If the Affiliate terminates the agreement, no further commissions from Synapse will be paid for any past or future customer transactions.
If Synapse chooses to terminate the agreement, any balance greater than $10 will be paid to the affiliate within 60 days of termination. Balances that are smaller than $10 will be forfeited.
You hereby agree to indemnify and hold harmless Synapse, and its subsidiaries and affiliates, and their directors, officers, employees, agents, shareholders, partners, members, and other owners, against any and all claims, actions, demands, liabilities, losses, damages, judgments, settlements, costs, and expenses (including reasonable attorneys' fees) (any or all of the foregoing hereinafter referred to as "Losses") insofar as such Losses (or actions in respect thereof) arise out of or are based on
(i) any claim that our use of the affiliate trademarks infringes on any trademark, trade name, service mark, copyright, license, intellectual property, or other proprietary right of any third party,
(ii) any misrepresentation of a representation or warranty or breach of a covenant and agreement made by you herein, or
(iii) any claim related to your site, including, without limitation, content therein not attributable to us.

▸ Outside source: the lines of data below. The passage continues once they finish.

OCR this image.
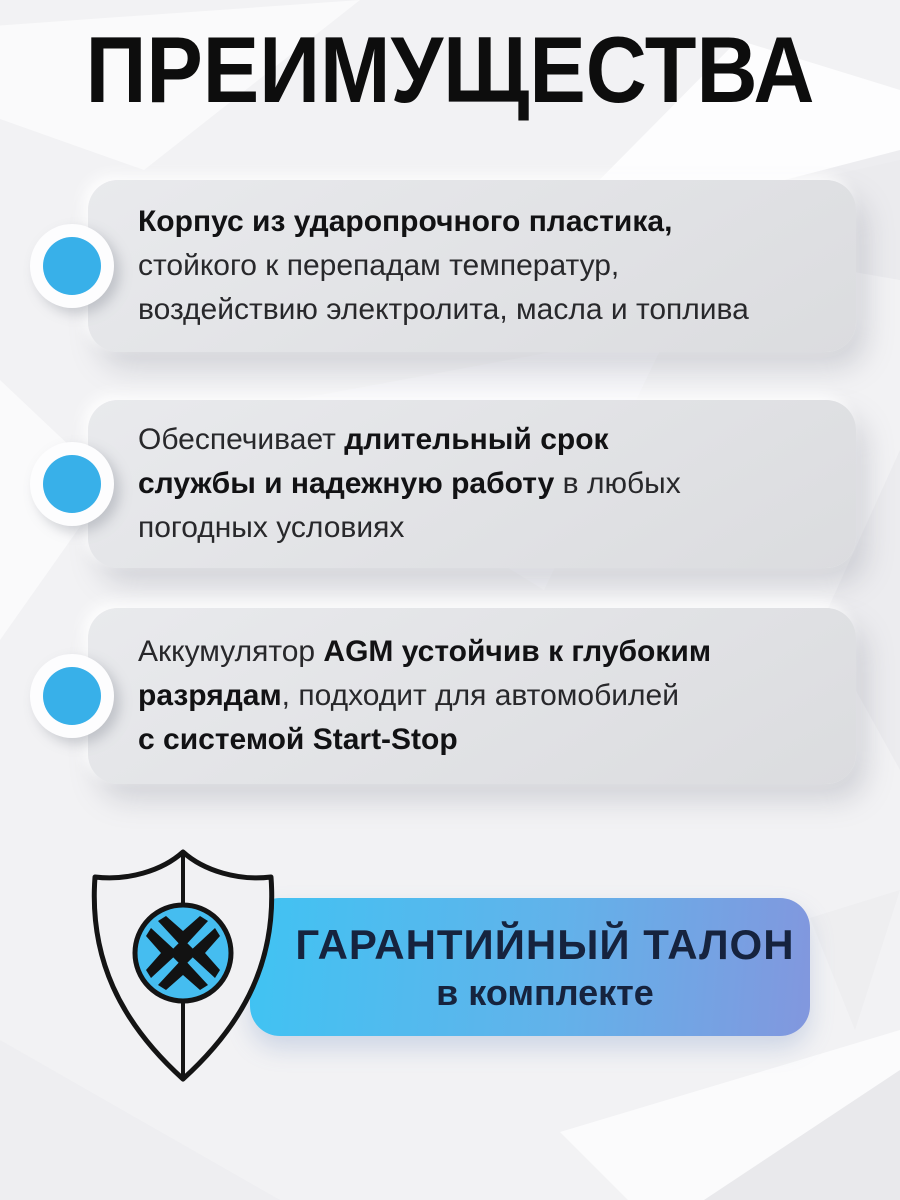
ПРЕИМУЩЕСТВА
Корпус из ударопрочного пластика,
стойкого к перепадам температур,
воздействию электролита, масла и топлива
Обеспечивает длительный срок
службы и надежную работу в любых
погодных условиях
Аккумулятор AGM устойчив к глубоким
разрядам, подходит для автомобилей
с системой Start-Stop
ГАРАНТИЙНЫЙ ТАЛОН
в комплекте
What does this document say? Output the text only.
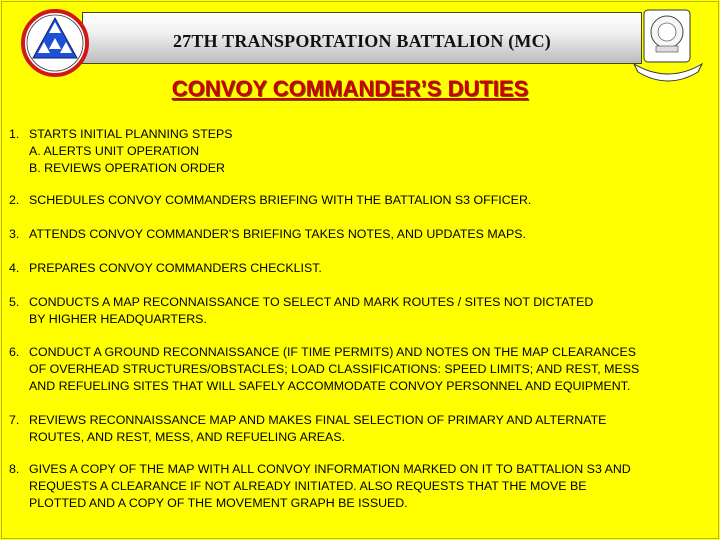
27TH TRANSPORTATION BATTALION (MC)
CONVOY COMMANDER’S DUTIES
1. STARTS INITIAL PLANNING STEPS
A. ALERTS UNIT OPERATION
B. REVIEWS OPERATION ORDER
2. SCHEDULES CONVOY COMMANDERS BRIEFING WITH THE BATTALION S3 OFFICER.
3. ATTENDS CONVOY COMMANDER'S BRIEFING TAKES NOTES, AND UPDATES MAPS.
4. PREPARES CONVOY COMMANDERS CHECKLIST.
5. CONDUCTS A MAP RECONNAISSANCE TO SELECT AND MARK ROUTES / SITES NOT DICTATED
BY HIGHER HEADQUARTERS.
6. CONDUCT A GROUND RECONNAISSANCE (IF TIME PERMITS) AND NOTES ON THE MAP CLEARANCES
OF OVERHEAD STRUCTURES/OBSTACLES; LOAD CLASSIFICATIONS: SPEED LIMITS; AND REST, MESS
AND REFUELING SITES THAT WILL SAFELY ACCOMMODATE CONVOY PERSONNEL AND EQUIPMENT.
7. REVIEWS RECONNAISSANCE MAP AND MAKES FINAL SELECTION OF PRIMARY AND ALTERNATE
ROUTES, AND REST, MESS, AND REFUELING AREAS.
8. GIVES A COPY OF THE MAP WITH ALL CONVOY INFORMATION MARKED ON IT TO BATTALION S3 AND
REQUESTS A CLEARANCE IF NOT ALREADY INITIATED. ALSO REQUESTS THAT THE MOVE BE
PLOTTED AND A COPY OF THE MOVEMENT GRAPH BE ISSUED.
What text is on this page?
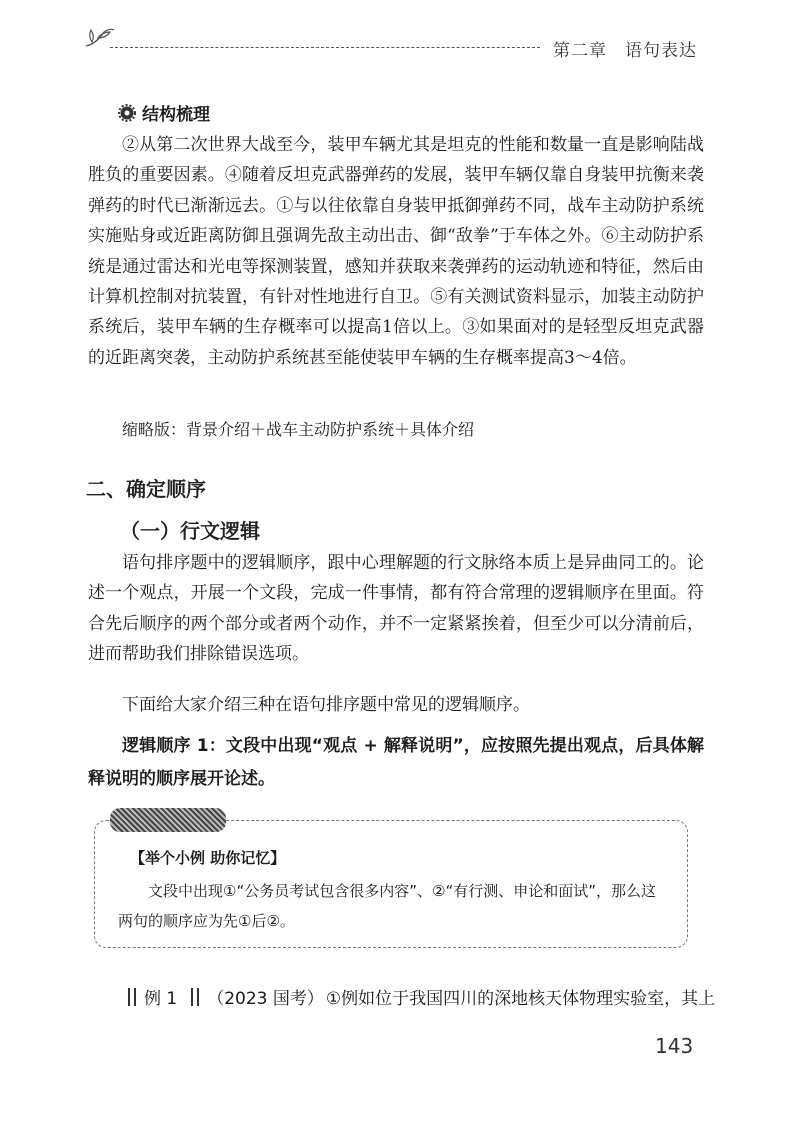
第二章 语句表达
结构梳理

②从第二次世界大战至今，装甲车辆尤其是坦克的性能和数量一直是影响陆战胜负的重要因素。④随着反坦克武器弹药的发展，装甲车辆仅靠自身装甲抗衡来袭弹药的时代已渐渐远去。①与以往依靠自身装甲抵御弹药不同，战车主动防护系统实施贴身或近距离防御且强调先敌主动出击、御“敌拳”于车体之外。⑥主动防护系统是通过雷达和光电等探测装置，感知并获取来袭弹药的运动轨迹和特征，然后由计算机控制对抗装置，有针对性地进行自卫。⑤有关测试资料显示，加装主动防护系统后，装甲车辆的生存概率可以提高1倍以上。③如果面对的是轻型反坦克武器的近距离突袭，主动防护系统甚至能使装甲车辆的生存概率提高3～4倍。

缩略版：背景介绍＋战车主动防护系统＋具体介绍

二、确定顺序
（一）行文逻辑

语句排序题中的逻辑顺序，跟中心理解题的行文脉络本质上是异曲同工的。论述一个观点，开展一个文段，完成一件事情，都有符合常理的逻辑顺序在里面。符合先后顺序的两个部分或者两个动作，并不一定紧紧挨着，但至少可以分清前后，进而帮助我们排除错误选项。

下面给大家介绍三种在语句排序题中常见的逻辑顺序。

逻辑顺序 1：文段中出现“观点 + 解释说明”，应按照先提出观点，后具体解释说明的顺序展开论述。

【举个小例 助你记忆】

文段中出现①“公务员考试包含很多内容”、②“有行测、申论和面试”，那么这两句的顺序应为先①后②。

例 1 （2023 国考） ①例如位于我国四川的深地核天体物理实验室，其上

143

This Agreement shall be governed, construed, and enforced in accordance with the laws of the State of New York, without regard to its conflict of laws or rules.
All claims and disputes arising under or relating to this Agreement are to be settled by binding arbitration in the State of New York. An award of arbitration may be confirmed in a court of competent jurisdiction.
We may modify any of the terms and conditions within this Agreement at any time and at our sole discretion. These modifications may include, but not limited to changes in the scope of available commissions, commission schedules, payment procedures and Affiliate Program rules.